Inflationary pressure decelerated to 0.61 percent year-on-year last month, driven by food cost hikes that more than muted steep declines in transportation and oil product prices, the Directorate-General of Budget, Accounting and Statistics (DGBAS) said yesterday.
The latest consumer price index (CPI) reading was slower than the market expectations of 0.73 percent, but remained relatively high for people who eat out, as dining costs rose 4.48 percent, growing by faster than 4 percent for the sixth consecutive month, the report showed.
“People who dine out bear a great deal of the price increase, given that dining costs constitute 10 percent of the CPI makeup,” agency Deputy Director Tsai Yu-tai (蔡鈺泰) told a news conference.
Food costs rose by 4.34 percent last month from a year earlier due to sharp increase in egg, meat, vegetable and fishery product prices, although fruit prices dropped by 0.32 percent, the report showed.
Pork prices grew to a 15-year high last year, as an epidemic of porcine epidemic diarrhea dented supply, while egg prices climbed by 10.58 percent to a three-year high, Tsai said.
The increase in food costs more than cancel out the cuts in transportation and communications costs, which dropped 4.85 percent last month from a year earlier, Tsai said.
Fuel prices fell 21.07 percent, the biggest drop in more than five years, the report said.

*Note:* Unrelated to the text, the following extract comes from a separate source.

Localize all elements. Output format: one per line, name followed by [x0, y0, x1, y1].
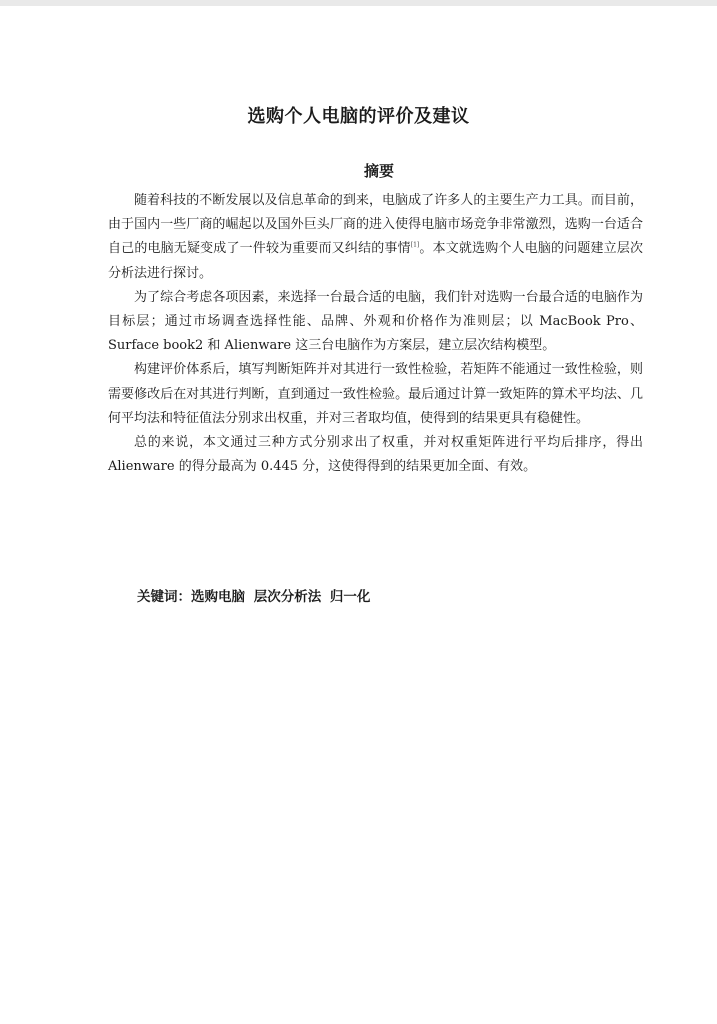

The core CPI — which is more reliable in tracking long-term inflationary pressures because it excludes volatile vegetable and energy costs — grew 1.38 percent last month, slowing from a revised 1.41 percent in November last year, the report said.
Altogether, the CPI picked up 1.2 percent for all of last year, faster than the 1.18 percent increase the statistics agency forecast in November.
The DGBAS expects the inflationary gauge to rise 0.91 percent this year, as crude oil prices are likely to remain low if oil-producing nations maintain their price war.
The wholesale price index (WPI), a measure of production costs, retreated 4.2 percent last month, deeper than the revised 2.87 percent decline observed in November, due to cheaper oil and raw material prices, the report showed.
For all of last year, the WPI contracted 0.51 percent, worse than the 0.15 percent fall projected by the DGBAS earlier.
The production cost measure is expected to drop 2.13 percent this year, the statistics agency said.
British banking group Barclays PLC expects downward pressures on CPI to build up going forward, giving the central bank room to slow interest rate hikes.
“While the Central Bank of the Republic of China may gradually reduce its support for the economy in the months ahead, it is likely to do so at a slower pace,” Singapore-based Barclays senior economist Leong Wai Ho (梁偉豪) said in a note.
The monetary policymaker might raise interest rates by 12.5 basis points in September, Leong said.